Говорили здесь о многом: о тяжелом положении народа, о привольной жизни панов и начальства, об издевательствах над простыми людьми, о причинах, породивших такие порядки на свете, о том, что надо делать, чтобы отвоевать свое право, что это за люди — социалисты, чего они хотят, за что страдают, почему их карают строже, чем убийц и конокрадов.

— Но почему нам батюшка об этом никогда ничего не скажет? — спрашивает Яким.

— Как же он тебе скажет, если он с нашей темноты хлеб имеет! Кто пойдет сам против себя? — отвечает Аксен. — Поп, земский начальник, пристав, исправник — это, брат, все одна шайка.

Временами темой их бесед были прокламации. Тем или иным способом попадали они в крестьянские руки. Приедут, бывало, крестьяне с рынка, начнут доставать из телеги покупки и найдут узенькие длинные листочки. Неграмотный крестьянин посмотрит на них, спрячет в карман, чтобы при случае показать человеку грамотному. Поднесут их иногда отцу Николаю, дьячку или лесничему.

Лесничий поглядит-поглядит — и рраз! Порвет прокламацию на мелкие кусочки, а потом выругается крепкими словами и скажет:

— Это все жульнические махинации. Иди и руки вымой. А если поймаешь этого сукиного сына, что подсовывает такую мерзость, тащи его в полицию. В полицию — и никаких!

— А черт его батьку ведает, что оно тут пишется, — отвечает крестьянин и очень жалеет, что не удалось узнать, о чем говорится в листовках.

Если прокламация попадет в руки попа, он злобно блеснет глазами и спросит:

— Где ты ее взял?

— В соломе на возу нашел.

— Это есть богомерзкое писание, и печать антихриста прибита на нем. Такие вещи надо отдавать в полицию. А еще лучше, если сжечь на месте.

— А что же тут, батюшка, написано? — спрашивает необычайно заинтересованный полешук.

Батюшка зажигает спичку, чтобы сжечь прокламацию.

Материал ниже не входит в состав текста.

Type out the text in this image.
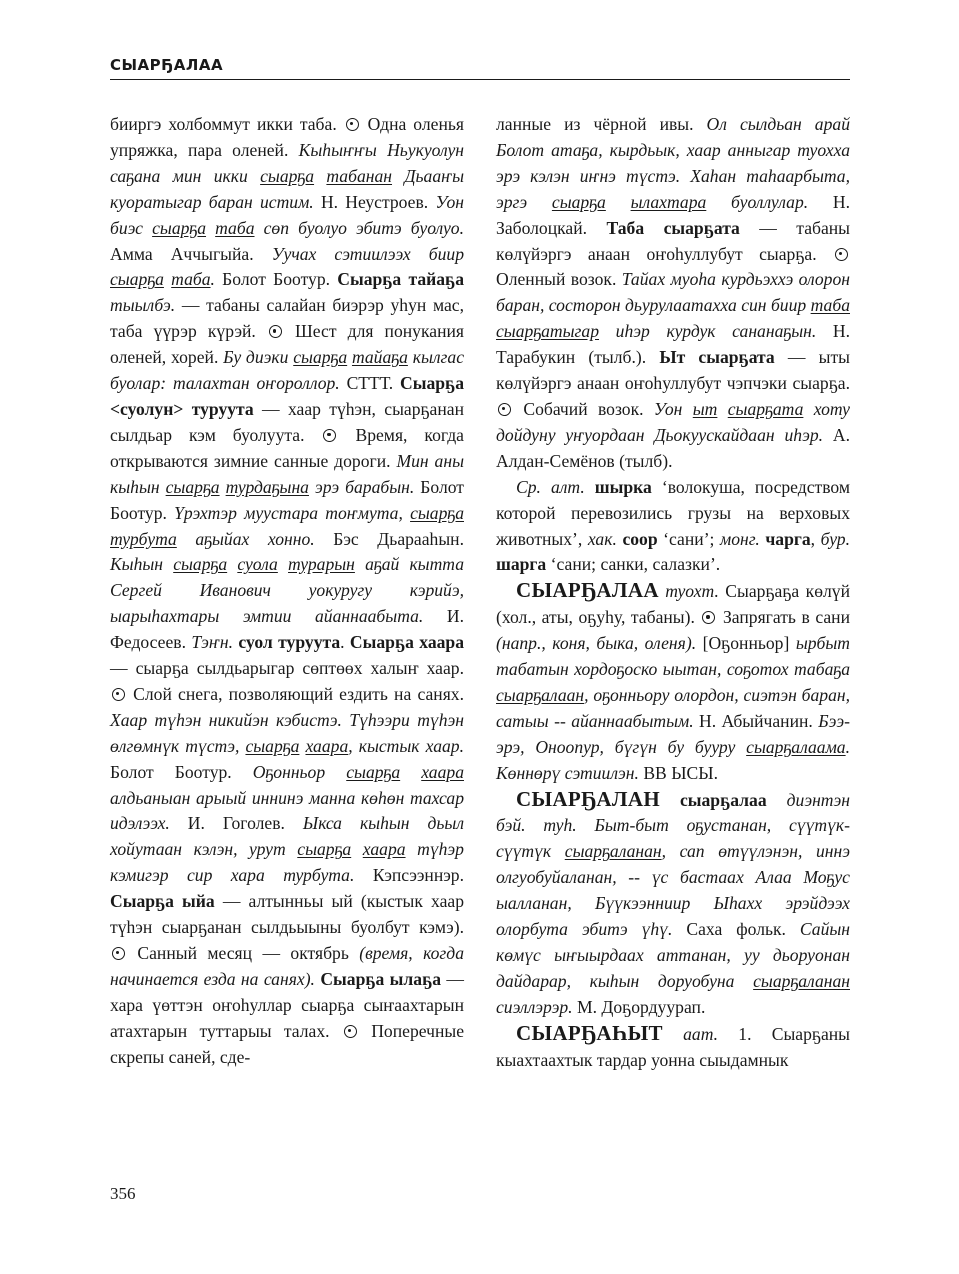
СЫАРҔАЛАА

бииргэ холбоммут икки таба.  Одна оленья упряжка, пара оленей. Кыһыҥҥы Ньукуолун саҕана мин икки сыарҕа табанан Дьааҥы куоратыгар баран истим. Н. Неустроев. Уон биэс сыарҕа таба сөп буолуо эбитэ буолуо. Амма Аччыгыйа. Уучах сэтиилээх биир сыарҕа таба. Болот Боотур. Сыарҕа тайаҕа тыылбэ. — табаны салайан биэрэр уһун мас, таба үүрэр күрэй.  Шест для понукания оленей, хорей. Бу диэки сыарҕа тайаҕа кылгас буолар: талахтан оҥороллор. СТТТ. Сыарҕа <суолун> туруута — хаар түһэн, сыарҕанан сылдьар кэм буолуута.  Время, когда открываются зимние санные дороги. Мин аны кыһын сыарҕа турдаҕына эрэ барабын. Болот Боотур. Үрэхтэр муустара тоҥмута, сыарҕа турбута аҕыйах хонно. Бэс Дьарааһын. Кыһын сыарҕа суола турарын аҕай кытта Сергей Иванович уокуругу кэрийэ, ыарыһахтары эмтии айаннаабыта. И. Федосеев. Тэҥн. суол туруута. Сыарҕа хаара — сыарҕа сылдьарыгар сөптөөх халыҥ хаар.  Слой снега, позволяющий ездить на санях. Хаар түһэн никийэн кэбистэ. Түһээри түһэн өлгөмнүк түстэ, сыарҕа хаара, кыстык хаар. Болот Боотур. Оҕонньор сыарҕа хаара алдьаныан арыый иннинэ манна көһөн тахсар идэлээх. И. Гоголев. Ыкса кыһын дьыл хойутаан кэлэн, урут сыарҕа хаара түһэр кэмигэр сир хара турбута. Кэпсээннэр. Сыарҕа ыйа — алтынньы ый (кыстык хаар түһэн сыарҕанан сылдьыыны буолбут кэмэ).  Санный месяц — октябрь (время, когда начинается езда на санях). Сыарҕа ылаҕа — хара үөттэн оҥоһуллар сыарҕа сыҥаахтарын атахтарын туттарыы талах.  Поперечные скрепы саней, сде-

ланные из чёрной ивы. Ол сылдьан арай Болот атаҕа, кырдьык, хаар анныгар туохха эрэ кэлэн иҥнэ түстэ. Хаһан таһаарбыта, эргэ сыарҕа ылахтара буоллулар. Н. Заболоцкай. Таба сыарҕата — табаны көлүйэргэ анаан оҥоһуллубут сыарҕа.  Оленный возок. Тайах муоһа курдьэххэ олорон баран, состорон дьурулаатахха син биир таба сыарҕатыгар иһэр курдук сананаҕын. Н. Тарабукин (тылб.). Ыт сыарҕата — ыты көлүйэргэ анаан оҥоһуллубут чэпчэки сыарҕа.  Собачий возок. Уон ыт сыарҕата хоту дойдуну уҥуордаан Дьокуускайдаан иһэр. А. Алдан-Семёнов (тылб).

Ср. алт. шырка ‘волокуша, посредством которой перевозились грузы на верховых животных’, хак. соор ‘сани’; монг. чарга, бур. шарга ‘сани; санки, салазки’.

СЫАРҔАЛАА туохт. Сыарҕаҕа көлүй (хол., аты, оҕуһу, табаны).  Запрягать в сани (напр., коня, быка, оленя). [Оҕонньор] ырбыт табатын хордоҕоско ыытан, соҕотох табаҕа сыарҕалаан, оҕонньору олордон, сиэтэн баран, сатыы -- айаннаабытым. Н. Абыйчанин. Бээ-эрэ, Оноопур, бүгүн бу бууру сыарҕалаама. Көннөрү сэтиилэн. ВВ ЫСЫ.

СЫАРҔАЛАН сыарҕалаа диэнтэн бэй. туһ. Быт-быт оҕустанан, сүүтүк-сүүтүк сыарҕаланан, сап өтүүлэнэн, иннэ олгуобуйаланан, -- үс бастаах Алаа Моҕус ыалланан, Бүүкээнниир Ыһахх эрэйдээх олорбута эбитэ үһү. Саха фольк. Сайын көмүс ыҥыырдаах аттанан, уу дьоруонан дайдарар, кыһын доруобуна сыарҕаланан сиэллэрэр. М. Доҕордуурап.

СЫАРҔАҺЫТ аат. 1. Сыарҕаны кыахтаахтык тардар уонна сыыдамнык

356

— Если злой дух вознамерится искусить человека, то он обещает ему золотые горы. Вот и здесь он делает то же самое. От этих прохвостов, которые пишут такие листочки, отступился бог, и в безумии своем говорят они: "Нет бога, и не надо царя". Священное же писание нас учит: "Всякая душа пусть слушается начальства, ибо начальство поставлено от бога". — И отец Николай поджигает прокламацию.

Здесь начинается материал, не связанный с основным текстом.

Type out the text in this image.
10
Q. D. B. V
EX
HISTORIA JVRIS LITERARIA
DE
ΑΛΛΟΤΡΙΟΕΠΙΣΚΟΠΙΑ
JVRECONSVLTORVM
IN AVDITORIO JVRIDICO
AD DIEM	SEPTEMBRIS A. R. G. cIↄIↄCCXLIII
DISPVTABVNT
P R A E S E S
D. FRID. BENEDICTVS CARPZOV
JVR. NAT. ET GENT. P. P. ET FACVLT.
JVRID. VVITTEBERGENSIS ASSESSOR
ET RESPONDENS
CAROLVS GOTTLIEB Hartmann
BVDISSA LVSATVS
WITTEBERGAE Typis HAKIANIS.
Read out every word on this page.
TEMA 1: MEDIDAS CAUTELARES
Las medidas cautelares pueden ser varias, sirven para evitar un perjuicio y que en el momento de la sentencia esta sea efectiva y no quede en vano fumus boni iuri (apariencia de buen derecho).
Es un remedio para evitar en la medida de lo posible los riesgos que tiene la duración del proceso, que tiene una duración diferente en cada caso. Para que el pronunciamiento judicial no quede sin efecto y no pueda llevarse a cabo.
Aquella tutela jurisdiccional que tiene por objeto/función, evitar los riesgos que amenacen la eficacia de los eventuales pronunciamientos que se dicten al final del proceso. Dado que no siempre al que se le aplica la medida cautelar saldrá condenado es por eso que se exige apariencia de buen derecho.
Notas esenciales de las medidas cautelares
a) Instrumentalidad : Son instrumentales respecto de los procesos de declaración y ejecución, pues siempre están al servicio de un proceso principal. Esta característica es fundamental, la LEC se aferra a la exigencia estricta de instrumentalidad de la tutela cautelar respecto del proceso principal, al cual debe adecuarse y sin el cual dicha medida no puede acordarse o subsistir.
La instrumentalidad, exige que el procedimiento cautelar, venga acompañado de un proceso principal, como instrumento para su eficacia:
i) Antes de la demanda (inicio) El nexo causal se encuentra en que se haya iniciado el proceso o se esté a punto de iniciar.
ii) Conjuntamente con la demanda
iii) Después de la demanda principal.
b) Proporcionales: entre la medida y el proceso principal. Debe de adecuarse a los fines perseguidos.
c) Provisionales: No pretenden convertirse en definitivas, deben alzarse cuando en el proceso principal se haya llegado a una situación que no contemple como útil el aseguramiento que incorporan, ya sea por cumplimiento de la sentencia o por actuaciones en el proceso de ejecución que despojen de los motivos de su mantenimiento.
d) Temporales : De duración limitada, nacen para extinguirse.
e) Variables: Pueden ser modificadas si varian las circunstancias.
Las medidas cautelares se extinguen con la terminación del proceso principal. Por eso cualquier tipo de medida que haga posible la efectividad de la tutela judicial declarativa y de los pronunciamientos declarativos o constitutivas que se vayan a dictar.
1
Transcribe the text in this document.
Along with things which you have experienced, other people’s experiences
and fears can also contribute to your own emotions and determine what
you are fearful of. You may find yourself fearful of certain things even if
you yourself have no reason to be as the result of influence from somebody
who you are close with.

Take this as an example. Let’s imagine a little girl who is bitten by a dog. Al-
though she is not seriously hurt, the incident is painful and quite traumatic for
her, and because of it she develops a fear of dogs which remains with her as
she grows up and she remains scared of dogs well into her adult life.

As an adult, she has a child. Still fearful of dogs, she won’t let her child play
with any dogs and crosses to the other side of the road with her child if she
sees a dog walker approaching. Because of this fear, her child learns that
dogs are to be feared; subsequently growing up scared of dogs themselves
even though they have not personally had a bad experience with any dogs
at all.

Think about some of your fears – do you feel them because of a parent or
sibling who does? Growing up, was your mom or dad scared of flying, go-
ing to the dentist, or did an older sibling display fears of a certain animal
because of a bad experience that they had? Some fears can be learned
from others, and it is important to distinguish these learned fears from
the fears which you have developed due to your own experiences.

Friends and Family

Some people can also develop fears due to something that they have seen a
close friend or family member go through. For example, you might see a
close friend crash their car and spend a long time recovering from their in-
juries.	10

А если такая прокламация попадает к дьячку, он забирает ее, прячет в карман.

— Я отдам ее старшине, а старшина передаст по начальству.

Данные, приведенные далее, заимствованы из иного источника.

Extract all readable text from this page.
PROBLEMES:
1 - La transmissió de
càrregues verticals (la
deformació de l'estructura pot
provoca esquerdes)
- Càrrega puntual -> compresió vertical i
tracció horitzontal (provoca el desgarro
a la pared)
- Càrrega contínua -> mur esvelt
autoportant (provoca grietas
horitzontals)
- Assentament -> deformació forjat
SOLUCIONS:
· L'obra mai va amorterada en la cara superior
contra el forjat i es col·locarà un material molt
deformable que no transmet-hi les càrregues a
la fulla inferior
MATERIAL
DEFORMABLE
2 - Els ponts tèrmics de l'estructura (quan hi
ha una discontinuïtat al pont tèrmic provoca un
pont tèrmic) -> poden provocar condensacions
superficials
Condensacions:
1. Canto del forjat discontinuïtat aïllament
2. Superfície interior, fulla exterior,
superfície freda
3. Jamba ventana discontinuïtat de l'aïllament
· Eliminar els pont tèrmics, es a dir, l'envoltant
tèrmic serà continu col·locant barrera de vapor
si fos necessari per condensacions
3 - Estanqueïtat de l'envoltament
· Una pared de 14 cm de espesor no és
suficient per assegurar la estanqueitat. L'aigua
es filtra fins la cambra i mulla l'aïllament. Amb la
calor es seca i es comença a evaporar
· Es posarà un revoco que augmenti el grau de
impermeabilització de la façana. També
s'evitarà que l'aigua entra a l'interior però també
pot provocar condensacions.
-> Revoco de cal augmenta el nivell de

В квартире учителя прокламации давали богатый материал для бесед. Говорили и о содержании прокламаций и о тех людях, которые составляют их.

Старика Безручку удивляет ловкость этих неведомых людей, которые так искусно подбрасывают листовки.

— Ну и ловкачи, сгинуть их матери, так подсунут, что и не услышишь!

XXI

Несколько дней подряд лил дождь.

Грязь, непролазная, клейкая грязь затопляет дороги. Колеи залиты водой. В низинах, словно озера, стоят широкие лужи. Ни перейти, ни обминуть их. Холодно, сыро, пусто и глухо. Изнемогшие, притихли, замерли просторы Пинского полесья. Серые крестьянские хаты сиротливо жмутся к скользкой, мокрой земле; тоской веет от мертвых, оголенных деревьев.

Лобанович довольно далеко отошел от села, миновал две ветряные мельницы в поле и остановился перед огромной лужей, — нет, не перейдешь. Глядит по сторонам — не обойти: далеко по бороздам, словно лучи, во все стороны от этой лужи расходится вода. Теперь он видит свою ошибку: надо было сразу направиться на железную дорогу. Идти назад далеко — почти половина пути. Еще полверсты — и переезд, а за переездом гать. Там не будет такой грязи. Стоит, оглядывается, раздумывает. Неужели его остановит эта злосчастная лужа? Уже несколько раз собирался он в эту дорогу, не раз вспоминал Ольгу Викторовну и свое обещание побывать у нее.

Учитель выходит на более сухое место, наклоняется, снимает ботинки, засучивает штанины: "Лихо его бери, льда нет, может быть, ноги не отвалятся, а на переезде обуюсь", — думает он. Раз и два… Ноги погружаются в холодную, как лед, жижу. Жгучий холод, кажется, доходит до самого сердца, но он храбро шагает по грязи. Ему вспоминается, как некогда маленьким бегал он босиком кататься по льду. Местами грязь и вода доходят до колен. Наконец лужа кончается, и он выходит на более сухое место я сразу пускается бежать, ощущая необычную легкость и желание мчаться как можно быстрей. Бежит, а в ушах звучит украинская песня: "Ой, не ходы, Грыцю, та й на вечорницю…" Пока добежал до переезда, ноги сделались красными, словно у аиста. Зато, когда обулся, сразу почувствовал, как хорошо ногам.